La légèreté civique de certains citoyens expose le Tchad à une propagation éventuelle du coronavirus [La Tribune]

Malgré les mesures préventives prises dans le sens de la lutte contre la propagation mondiale du coronavirus (Covid-19), telles que le confinement, la restriction sur les rassemblements, la fermeture des frontières et lieux d’attroupements, une hygiène stricte, etc., bon nombre de Tchadiens continuent à vaquer obstinément à leurs activités au quotidien comme si de rien n’était. Pire, de ces citoyens qui s’entêtent, certains essayent même de contredire ces consignes scientifiques par des arguments bidons selon lesquels le coronavirus ne peut survivre en cette période de chaleur au Tchad. D’aucuns rétorquent même qu’il s’agirait d’une pandémie occidentale… Une sorte de punition divine. Sur quelles expertises se basent ces citoyens têtus, seul Dieu qui leur aurait dit que lui seul est la cause et la solution à cette maladie le saura !
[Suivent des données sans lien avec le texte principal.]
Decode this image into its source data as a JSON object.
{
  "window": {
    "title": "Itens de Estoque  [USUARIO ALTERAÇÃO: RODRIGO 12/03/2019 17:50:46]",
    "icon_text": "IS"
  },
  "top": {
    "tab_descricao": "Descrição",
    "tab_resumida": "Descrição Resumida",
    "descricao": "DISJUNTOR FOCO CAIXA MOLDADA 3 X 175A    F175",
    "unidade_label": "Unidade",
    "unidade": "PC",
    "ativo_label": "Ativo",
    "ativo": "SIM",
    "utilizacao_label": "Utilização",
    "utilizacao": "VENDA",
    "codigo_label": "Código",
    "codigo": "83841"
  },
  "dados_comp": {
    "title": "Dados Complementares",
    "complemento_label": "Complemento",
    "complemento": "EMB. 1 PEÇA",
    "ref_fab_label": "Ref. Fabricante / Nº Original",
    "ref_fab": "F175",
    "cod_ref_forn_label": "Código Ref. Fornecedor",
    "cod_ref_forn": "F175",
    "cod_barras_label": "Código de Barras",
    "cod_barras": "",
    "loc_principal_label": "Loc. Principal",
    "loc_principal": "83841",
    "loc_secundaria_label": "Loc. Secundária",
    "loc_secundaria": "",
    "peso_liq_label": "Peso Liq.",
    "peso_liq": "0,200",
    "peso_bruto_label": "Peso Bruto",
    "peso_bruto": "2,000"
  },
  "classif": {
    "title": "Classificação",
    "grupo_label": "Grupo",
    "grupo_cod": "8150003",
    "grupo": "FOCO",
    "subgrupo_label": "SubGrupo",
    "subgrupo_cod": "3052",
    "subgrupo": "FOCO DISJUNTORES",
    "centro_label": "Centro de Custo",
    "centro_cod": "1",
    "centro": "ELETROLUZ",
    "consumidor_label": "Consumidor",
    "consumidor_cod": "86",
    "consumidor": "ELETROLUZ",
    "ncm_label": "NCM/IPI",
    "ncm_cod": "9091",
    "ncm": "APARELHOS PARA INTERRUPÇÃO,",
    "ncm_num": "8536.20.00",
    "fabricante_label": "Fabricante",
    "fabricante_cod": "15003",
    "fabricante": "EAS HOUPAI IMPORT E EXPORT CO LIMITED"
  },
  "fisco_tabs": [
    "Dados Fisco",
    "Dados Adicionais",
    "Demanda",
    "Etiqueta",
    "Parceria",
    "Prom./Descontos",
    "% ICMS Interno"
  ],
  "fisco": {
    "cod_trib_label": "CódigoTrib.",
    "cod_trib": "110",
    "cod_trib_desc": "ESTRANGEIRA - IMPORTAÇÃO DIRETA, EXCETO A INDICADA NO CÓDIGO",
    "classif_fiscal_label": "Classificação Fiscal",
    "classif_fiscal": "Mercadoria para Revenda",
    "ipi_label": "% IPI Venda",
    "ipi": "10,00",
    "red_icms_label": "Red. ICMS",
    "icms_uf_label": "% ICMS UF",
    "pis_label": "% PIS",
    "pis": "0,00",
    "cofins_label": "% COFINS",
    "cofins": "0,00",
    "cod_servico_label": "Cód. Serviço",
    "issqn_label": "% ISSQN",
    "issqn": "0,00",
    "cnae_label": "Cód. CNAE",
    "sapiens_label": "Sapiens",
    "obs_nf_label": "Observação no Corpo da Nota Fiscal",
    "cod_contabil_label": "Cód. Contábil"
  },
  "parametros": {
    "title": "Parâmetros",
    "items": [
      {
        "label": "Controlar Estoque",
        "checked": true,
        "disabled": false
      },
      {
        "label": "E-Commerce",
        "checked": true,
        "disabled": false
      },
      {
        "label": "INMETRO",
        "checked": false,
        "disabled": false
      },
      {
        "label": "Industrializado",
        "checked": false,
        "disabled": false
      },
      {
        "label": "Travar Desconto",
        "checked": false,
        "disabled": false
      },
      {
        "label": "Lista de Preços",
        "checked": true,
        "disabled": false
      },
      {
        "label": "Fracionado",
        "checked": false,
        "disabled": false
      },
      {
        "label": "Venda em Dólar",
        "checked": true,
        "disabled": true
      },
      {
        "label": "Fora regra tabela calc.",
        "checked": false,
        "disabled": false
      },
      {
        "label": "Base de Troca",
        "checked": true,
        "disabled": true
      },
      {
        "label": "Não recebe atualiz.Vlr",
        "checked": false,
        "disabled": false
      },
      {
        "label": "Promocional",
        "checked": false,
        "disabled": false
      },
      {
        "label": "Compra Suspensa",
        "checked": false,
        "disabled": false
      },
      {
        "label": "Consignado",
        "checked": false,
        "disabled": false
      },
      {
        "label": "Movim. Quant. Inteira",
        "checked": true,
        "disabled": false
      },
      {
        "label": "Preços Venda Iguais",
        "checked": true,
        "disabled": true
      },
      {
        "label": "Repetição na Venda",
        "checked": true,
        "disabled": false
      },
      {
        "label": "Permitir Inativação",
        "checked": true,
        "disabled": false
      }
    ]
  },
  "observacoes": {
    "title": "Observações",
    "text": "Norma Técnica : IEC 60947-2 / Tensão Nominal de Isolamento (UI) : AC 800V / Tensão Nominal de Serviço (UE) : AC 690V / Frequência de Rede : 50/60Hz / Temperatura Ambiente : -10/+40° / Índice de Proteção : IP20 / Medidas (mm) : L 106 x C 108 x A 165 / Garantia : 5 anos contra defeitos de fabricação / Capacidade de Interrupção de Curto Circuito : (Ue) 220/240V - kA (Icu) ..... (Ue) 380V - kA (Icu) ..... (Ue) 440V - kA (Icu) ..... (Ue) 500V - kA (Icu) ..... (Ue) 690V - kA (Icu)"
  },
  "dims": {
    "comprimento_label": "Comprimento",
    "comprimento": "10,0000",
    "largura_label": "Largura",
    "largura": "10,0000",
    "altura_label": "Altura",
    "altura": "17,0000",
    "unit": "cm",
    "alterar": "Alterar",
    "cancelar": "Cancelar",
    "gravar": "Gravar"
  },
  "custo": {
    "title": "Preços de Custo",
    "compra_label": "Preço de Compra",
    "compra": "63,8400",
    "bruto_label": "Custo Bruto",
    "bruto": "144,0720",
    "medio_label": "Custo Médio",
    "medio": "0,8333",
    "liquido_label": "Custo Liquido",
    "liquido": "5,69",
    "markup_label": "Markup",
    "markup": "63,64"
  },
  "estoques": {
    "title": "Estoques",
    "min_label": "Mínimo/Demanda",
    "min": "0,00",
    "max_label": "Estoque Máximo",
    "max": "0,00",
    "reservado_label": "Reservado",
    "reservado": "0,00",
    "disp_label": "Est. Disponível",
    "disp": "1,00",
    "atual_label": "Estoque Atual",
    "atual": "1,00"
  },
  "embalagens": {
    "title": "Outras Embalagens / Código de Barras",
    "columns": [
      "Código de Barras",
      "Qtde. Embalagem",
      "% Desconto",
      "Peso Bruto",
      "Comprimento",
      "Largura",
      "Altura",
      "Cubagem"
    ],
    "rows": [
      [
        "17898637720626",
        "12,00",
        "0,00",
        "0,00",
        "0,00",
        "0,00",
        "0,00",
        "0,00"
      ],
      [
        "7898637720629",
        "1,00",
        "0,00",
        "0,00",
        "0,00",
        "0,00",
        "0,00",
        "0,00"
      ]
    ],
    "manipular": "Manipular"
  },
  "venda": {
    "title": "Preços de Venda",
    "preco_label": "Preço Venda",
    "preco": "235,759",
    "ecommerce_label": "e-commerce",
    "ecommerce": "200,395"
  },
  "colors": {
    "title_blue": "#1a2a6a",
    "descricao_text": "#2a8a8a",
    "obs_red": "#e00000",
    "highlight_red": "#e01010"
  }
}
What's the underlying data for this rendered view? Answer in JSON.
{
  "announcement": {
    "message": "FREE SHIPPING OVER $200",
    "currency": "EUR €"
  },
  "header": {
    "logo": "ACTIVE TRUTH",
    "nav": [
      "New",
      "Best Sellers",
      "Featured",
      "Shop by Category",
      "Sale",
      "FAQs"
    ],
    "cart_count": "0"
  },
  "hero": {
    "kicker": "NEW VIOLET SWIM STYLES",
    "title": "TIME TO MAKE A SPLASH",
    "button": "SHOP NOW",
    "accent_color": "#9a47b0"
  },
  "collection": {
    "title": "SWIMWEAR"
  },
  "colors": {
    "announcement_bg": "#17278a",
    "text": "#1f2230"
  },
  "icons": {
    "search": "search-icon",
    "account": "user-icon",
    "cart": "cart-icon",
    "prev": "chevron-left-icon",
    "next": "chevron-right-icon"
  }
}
Malgré aussi la fermeture mutuelle des frontières tchado-camerounaises, dans le but de contenir l’une des pires pandémies que connaît aujourd’hui le monde, des centaines d’étudiants de nationalité tchadienne résidant au Cameroun ont pénétré par force ou clandestinement les frontières tchadiennes. Une flagrante violation ces mesures impératives qui ont été imposées, justement en temps de crise, dans le seul but de protéger l’ensemble des citoyens. Si ce virus invisible a franchi les frontières chinoises, la mer et des milliers de kilomètres pour envahir la quasi-totalité de la planète, ce n’est pas une frontière terrestre qui sera pour cette pandémie un obstacle à franchir ! En fuyant le Cameroun, sans se faire dépister, ni prendre respecter les précautions officielles, les étudiants pourraient bien être à la base d’une éventuelle propagation du coronavirus au Tchad, au cas où ils seraient porteurs du virus sans le savoir. 

Selon des témoins, quelques jours plutôt aussi, des passagers entrant au Tchad par voie aérienne et qui ont été mis temporairement (14 jours) en quarantaine dans des hôpitaux locaux, ont quitté au vu et au su des autorités leurs lieux de confinement comme quoi ils n’étaient pas à l’aise et courraient le risque même d’être contaminés étant donné les conditions très médiocres des lieux de logement. Le premier cas du coronavirus enregistré au Tchad le 19 mars dernier est un ressortissant marocain venu du Cameroun voisin (13 cas du coronavirus enregistrés) par vol quelques jours avant la fermeture temporaire de l’aéroport international de N’Djamena, selon le gouvernement tchadien. Cela, veut-il dire que d’autres passagers ayant pris le même vol ou le personnel de l’aéroport ayant eu un contact direct avec l’expatrié marocain seraient aussi contaminés ? Le gouvernement, a-t-il déjà déployé les moyens nécessaires afin de traquer, dépister et confinés toutes ces personnes et leurs proches auprès desquels ils se sont rapprochés ces derniers jours ? L’heure n’est justement pas à la panique, mais comme dit-on “mieux vaut prévenir que de guérir”, et surtout le gouvernement ne devrait pas seulement multiplier des communiqués, mais plutôt concrétiser ces discours à l’apparence politique !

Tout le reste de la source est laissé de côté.